On domestic chip platforms, Seko can achieve generation effects comparable to international chip platforms in similar timeframes. International chip platforms can generate 1.25 seconds of video per second of operation, while domestic chip platforms generate 1.0625 seconds per second. With domestic chip performance improving and ecosystem maturing, this gap is expected to further narrow down. 

 

In the future, SenseTime will also offer domestic solution options for Seko creators, ushering in a low-cost era of AI video creation with extreme cost-performance ratio. 

 

图片3.png

Topping Douyin’s AI short drama chart  

In the comic and short drama market, Seko has successfully incubated a series of hit shows, including the live-action short drama “Wan Xin Ji”, which topped Douyin’s AI Short Drama Chart.
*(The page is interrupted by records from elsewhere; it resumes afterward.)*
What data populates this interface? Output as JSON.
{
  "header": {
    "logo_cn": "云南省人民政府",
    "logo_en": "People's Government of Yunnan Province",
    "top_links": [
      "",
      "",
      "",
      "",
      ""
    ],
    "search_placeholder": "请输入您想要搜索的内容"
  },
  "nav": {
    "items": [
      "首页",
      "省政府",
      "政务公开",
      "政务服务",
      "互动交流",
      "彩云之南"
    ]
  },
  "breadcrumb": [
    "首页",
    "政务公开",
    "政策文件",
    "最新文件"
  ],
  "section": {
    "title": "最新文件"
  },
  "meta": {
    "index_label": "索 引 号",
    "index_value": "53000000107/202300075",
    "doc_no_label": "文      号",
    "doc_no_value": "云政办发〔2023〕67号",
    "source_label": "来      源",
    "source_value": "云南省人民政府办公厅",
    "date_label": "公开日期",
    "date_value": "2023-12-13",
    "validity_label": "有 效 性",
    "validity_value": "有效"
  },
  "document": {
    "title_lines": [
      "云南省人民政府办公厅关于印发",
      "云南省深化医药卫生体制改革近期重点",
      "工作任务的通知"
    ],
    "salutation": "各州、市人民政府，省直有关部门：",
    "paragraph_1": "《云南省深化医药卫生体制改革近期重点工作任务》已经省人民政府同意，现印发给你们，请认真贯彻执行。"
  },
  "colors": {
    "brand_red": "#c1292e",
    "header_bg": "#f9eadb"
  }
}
Works such as “I Built a Doomsday Fortress on the Mountain Top” and “Yin Shen Lu” have also gained widespread attention. 

 

图片4.png

In the high-quality film and television sector, Seko has officially reached a strategic partnership with Yangtze River Film Group, a leading enterprise in the film and television industry. The two parties will jointly explore the integrated innovation of "Generative AI (AIGC) + Film and Television," planning to launch a series of short dramas based on Jingchu cultural and historical stories next year. The two sides will also co-incubate theatrical-level AIGC films, promoting the integration of AI creative tools into professional film and television production processes. 

 

Cambricon and SenseTime will work together to drive the prosperity and development of the domestic AI application ecosystem, refine a more efficient and user-friendly stepped product system, and build more open and developer-friendly tools to stimulate innovation in cutting-edge applications.